C and D1 had entered a contract for sale of a development site in March 2019 for a price of £2.565 million. The contract was a detailed contract to allow C, the local authority, to have control over the development of land sold.
The contact was a conditional subject to Satisfactory Planning Permission. It also included an obligation that D1 had to provide C with evidence of a bone fide arm’s length construction contract and if on the expiry of the Long Stop Date such evidence had not been provided “the Long Stop Date shall be extended until such evidence is provided” (clause 24.5). C requested evidence of the Building Contract but was not satisfied with the documents provided by D1. C therefore served notice on D1 terminating the contract claiming there had been a substantial breach. D1 countered by serving a notice to complete. C then issued the claim seeking, amongst other things, a declaration that the contract had been terminated and that C was entitled to forfeit and retain the deposit.
D1 assigned the benefit of the contract to D2, and further notices to complete were served by D2. In their Defence and Counterclaim, D2 jointly and severally sought an order for specific performance and, in the alternative, the return of the deposit pursuant to section 49 of the Law of Property Act 1925.
The key issue was whether the Court should imply into the contract for sale a covenant that D1 was obliged to enter into and/or to provide evidence of the Building Contract within a reasonable time of the contract having become unconditional, which it was common ground had occurred in April 2020.
It was C’s case that it was entitled to terminate the contact for a substantial breach of the implied covenant. C argued that it was necessary to imply such term because once the contract had become unconditional on the grant of Satisfactory Planning Permission, there was an obligation imposed on both parties to complete the contract. The obligation to complete was however suspended unless and until the D1 had provided evidence of the Building Contract. C argued that there must therefore be an implied covenant for D1 to enter into and/or to provide evidence of the Building Contract within a reasonable time of the contract having become unconditional.

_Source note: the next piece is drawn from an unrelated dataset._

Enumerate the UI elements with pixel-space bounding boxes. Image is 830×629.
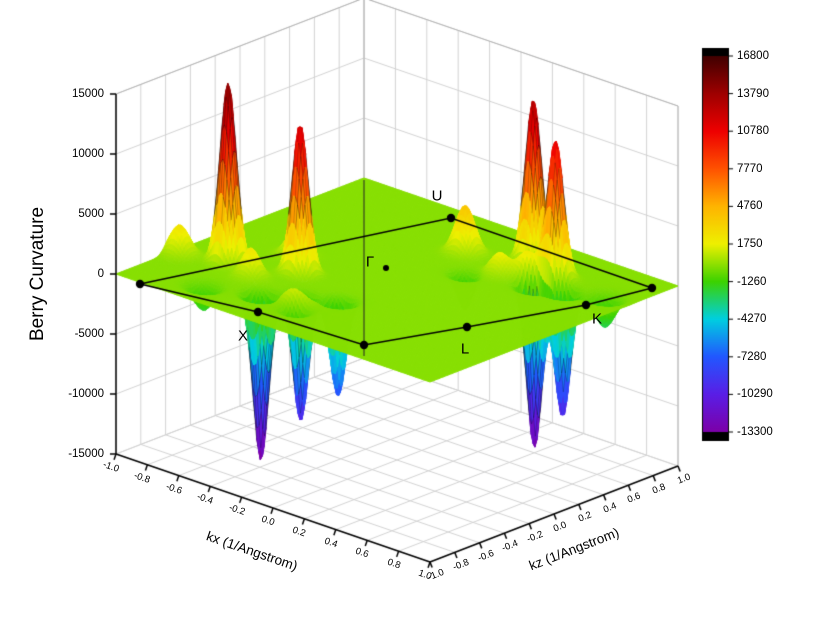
z-axis-title: Berry Curvature — [27, 206, 48, 342]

Ds argued that such term would be inconsistent with the express terms of the contract. D1 could not enter into a Building Contract as it could not specify a start date before completion. As it was not possible to put a start date into a building contract, it was not possible to provide evidence of ‘the Building Contract’. As such, failure to comply with those provisions could never be classified as a substantial breach. The contract worked without any term being implied and thus had commercial coherence – it is therefore not necessary to imply a term.
The Judge held that it was both necessary and possible to imply a term in order to give the contract practical and commercial coherence. As the contract was drawn, the Judge found that there was a lacuna. Without an implied term, the words of the contract would allow for D1 to avoid any further obligations under the contract simply by failing to provide any evidence of the Building Contract. Completion could be avoided for any reason at all convenient to D1, whilst C would remain bound by the contract in perpetuity and could neither force D1 to complete by the service of any notice, nor could it end the contract such that it could sell the land to someone else. The Judge held that if the reasonable person in the position of the parties at the time of entering the contract had considered this, they would have agreed that it goes without saying that evidence of the Building Contract had to be provided within a reasonable time of the contract becoming unconditional. A term would therefore be implied and that D1 had been in substantial breach of the same. C had therefore terminated the contact by service of the notice.
On the return of the deposit, Ds argued that clause 4.5 prescribed that C may only forfeit and keep the Deposit when “the Condition Precedent is not satisfied”. That was not the current position. Further, C would gain a windfall because the premises had planning permission. There were exceptional circumstances here because D1 had spent £1.4 million in obtaining planning consent and the planning consent was still valid.
The Judge held that the facts relied upon by Ds did not establish exceptional circumstances which would justify departure from the ordinary contractual expectations of parties. There was no evidence that the site had in fact increased in value. A developer would expect to spend money on planning and other expenses to be able to develop the site. None of that was unusual. The Judge therefore refused to exercise her discretion to order C to return the deposit to the D1.
The case is a powerful reminder that the ratio in Marks & Spencer plc v BNP Paribas Securities Services Trust Co (Jersey) Ltd does not mean that the court will not imply terms into contracts. If a party can establish a lacuna in the terms which means that the contact may not be performed at the whim of one party – it is likely that the court will find that to be a commercial absurdity and that a term will need to be implied to give business efficiency to the contract. The case is also a stark reminder of how difficult it is for a purchaser to persuade the court to exercise its discretion under s 49 to return a deposit.